Named Switzerland’s Best Chef 2020, Grandijts won two Michelin stars and his “Tanja Vegetarisch” won four literary awards. Michelin-starred Maertz is a celebrity on the German food scene. Vatinel is an independent chef who offers healthy dishes and shares eco-responsible tips on her Instagram.

“I’m out of my league, I can’t believe I won against these other books,” said Yupangco, the only non-professional among the winners.

Monggo Bolognese is the vegan version of Pinoy Sweet Spaghetti, using mashed mung beans instead of ground beef.

Food safety

What sets “Mesa ni Misis” apart is its advocacy. While the other books focus on sensory delights and dishes for the affluent society, “Mesa ni Misis” is aimed at an underserved market. She interviewed parents of children in public schools to find out if they had cooking equipment. Recipes take into account limited household appliances.

“I wouldn’t include broccoli or carrots or use any recipes that require a blender. I would mash the food instead, ”she argues.

Once again fully sponsored, “Mesa ni Misis” is in its second draw, stamped with the Best in the World Gourmand Book Awards label.

“Mesa ni Misis” is also a non-governmental organization that promotes healthy alternatives to the oily, starchy and sugary Pinoy diet that leads to heart disease and diabetes. Yupangco started the Mesa ni Misis educational program through the MovEd Foundation in 2018. She spread the word about a plant-based diet in three public schools in Makati. Through the Binhi English Literacy Foundation, she ran programs at a primary school in Tondo. One of his main topics of discussion is the “Plantlasang Pinoy Plate”, a local version of food groups for a balanced vegetarian meal.

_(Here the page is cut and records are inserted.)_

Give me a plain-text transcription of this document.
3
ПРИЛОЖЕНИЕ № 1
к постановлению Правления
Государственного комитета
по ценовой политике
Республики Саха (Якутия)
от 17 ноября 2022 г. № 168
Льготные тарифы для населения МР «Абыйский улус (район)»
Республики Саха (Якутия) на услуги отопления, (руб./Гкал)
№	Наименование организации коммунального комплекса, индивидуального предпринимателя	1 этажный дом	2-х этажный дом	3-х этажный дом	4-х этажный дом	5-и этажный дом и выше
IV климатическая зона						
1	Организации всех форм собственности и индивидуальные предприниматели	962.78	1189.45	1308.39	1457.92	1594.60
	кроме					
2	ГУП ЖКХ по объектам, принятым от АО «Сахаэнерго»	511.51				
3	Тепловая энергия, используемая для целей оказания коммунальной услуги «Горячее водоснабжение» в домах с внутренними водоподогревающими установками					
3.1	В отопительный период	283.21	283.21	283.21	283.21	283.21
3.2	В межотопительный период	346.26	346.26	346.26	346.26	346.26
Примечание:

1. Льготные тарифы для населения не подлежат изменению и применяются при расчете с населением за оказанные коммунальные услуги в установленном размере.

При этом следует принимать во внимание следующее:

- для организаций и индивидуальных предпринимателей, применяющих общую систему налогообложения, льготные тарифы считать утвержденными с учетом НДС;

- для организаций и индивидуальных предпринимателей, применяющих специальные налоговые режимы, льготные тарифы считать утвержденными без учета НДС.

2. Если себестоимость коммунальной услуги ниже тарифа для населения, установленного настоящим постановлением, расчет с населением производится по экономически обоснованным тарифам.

At the start of the pandemic, she launched two community programs: Kusina Connection served vegan meals to frontline people, at-risk communities and nursing homes. Market ni Misis was a mobile palengke of cheaper produce, made in partnership with the farmers of Benguet, the mayor of Taguig Lino Cayetano and other local governments.

Today, Yupangco produced short videos on nutrition, meditation, and the herbal arts for Makati’s Largest Public School in Comembo, Makati. She continues the online business webinars on native vegetables and nutrition.

Engaged in his advocacy, Yupangco received a scholarship for an online food safety course from the University of Edinburgh. For her final thesis, she offers an article on cooking with Filipino vegetables.


“Mesa ni Misis” is available online at Shopee and Lazada, and in specialty stores such as Real Food and Vegan Grocer. The Kindle version is available on Amazon.